Pesquisadores desenvolvem simulador que avalia medidas contra COVID-19 em favelas

Diversas políticas públicas estão sendo propostas para conter o avanço do coronavírus. Porém, como avaliar sua eficiência? Pensando nisso, um grupo de pesquisadores, incluindo a professora do Departamento de Engenharia e Tecnologia do Centro Universitário do Norte do Espírito Santo (Ceunes) Gisele Chaves, desenvolveu o simulador Favelas contra o coronavírus, que permite verificar o impacto de determinadas medidas de contenção da COVID-19 em comunidades.

A professora explica que a inciativa começou ao se verificar a existência de outros simuladores desenvolvidos mundialmente. O grupo, então, decidiu contribuir com a análise, promovendo a avaliação de iniciativas de combate ao coronavírus voltadas à população desassistida em comunidades.

Inicialmente, os dados apresentados pela equipe são relativos a comunidades localizadas na cidade do Rio de Janeiro. Foram avaliadas as seguintes medidas: 1) remoção temporária de moradores para espaços públicos; 2) remoção temporária de moradores para hotelaria; 3) subsídio a insumos de higiene; 4) renda básica para compra de produtos de higiene; 5) estruturas emergenciais de saneamento; 6) expansão da disponibilidade de leitos de UTI; e 7) uso de máscaras de proteção facial.

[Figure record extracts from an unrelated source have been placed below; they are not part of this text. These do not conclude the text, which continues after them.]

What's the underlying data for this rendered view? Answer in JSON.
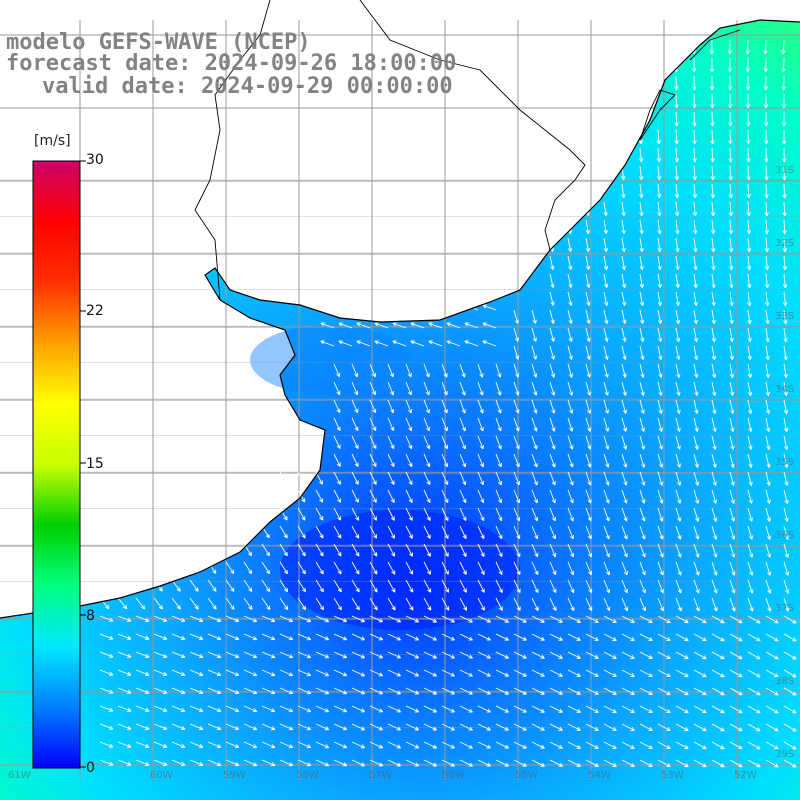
{
  "title": {
    "model": "modelo GEFS-WAVE (NCEP)",
    "forecast": "forecast date: 2024-09-26 18:00:00",
    "valid": "valid date: 2024-09-29 00:00:00"
  },
  "colorbar": {
    "unit": "[m/s]",
    "min": 0,
    "max": 30,
    "ticks": [
      "30",
      "22",
      "15",
      "8",
      "0"
    ],
    "tick_values": [
      30,
      22,
      15,
      8,
      0
    ],
    "colors": [
      "#0000ff",
      "#0080ff",
      "#00e8ff",
      "#00ff80",
      "#00d000",
      "#c8ff00",
      "#ffff00",
      "#ffa000",
      "#ff3000",
      "#ff0000",
      "#cc0066"
    ]
  },
  "map": {
    "latitude_labels": [
      "31S",
      "32S",
      "33S",
      "34S",
      "35S",
      "36S",
      "37S",
      "38S",
      "39S",
      "40S",
      "41S"
    ],
    "longitude_labels": [
      "61W",
      "60W",
      "59W",
      "58W",
      "57W",
      "56W",
      "55W",
      "54W",
      "53W",
      "52W",
      "51W"
    ],
    "ocean_color": "#1a8cff",
    "land_color": "#ffffff",
    "coastline_color": "#000000",
    "grid_color": "#999999",
    "arrow_color": "#ffffff"
  }
}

Utilizando os dados do simulador, Gisele Chaves pontua que, isoladamente, o uso de máscaras de proteção individual mostrou ser a medida mais efetiva de controle, mas seus efeitos são potencializados com a adoção das demais. Considerando os cenários mais pessimistas da pandemia, para se salvar o maior número de vidas, é necessária uma combinação de ações simultâneas que “removam 5 mil pessoas por km², desenvolvam estruturais emergenciais de saneamento, forneçam produtos de higiene para 50% dos domicílios e disponibilizem 20 novos leitos de UTI por dia”, explica. Segundo a professora, essas iniciativas poderiam salvar até 15 mil vidas.

O simulador está disponível para uso público, sendo que qualquer pessoa pode acessar o sistema e fazer projeções inserindo dados de seu município.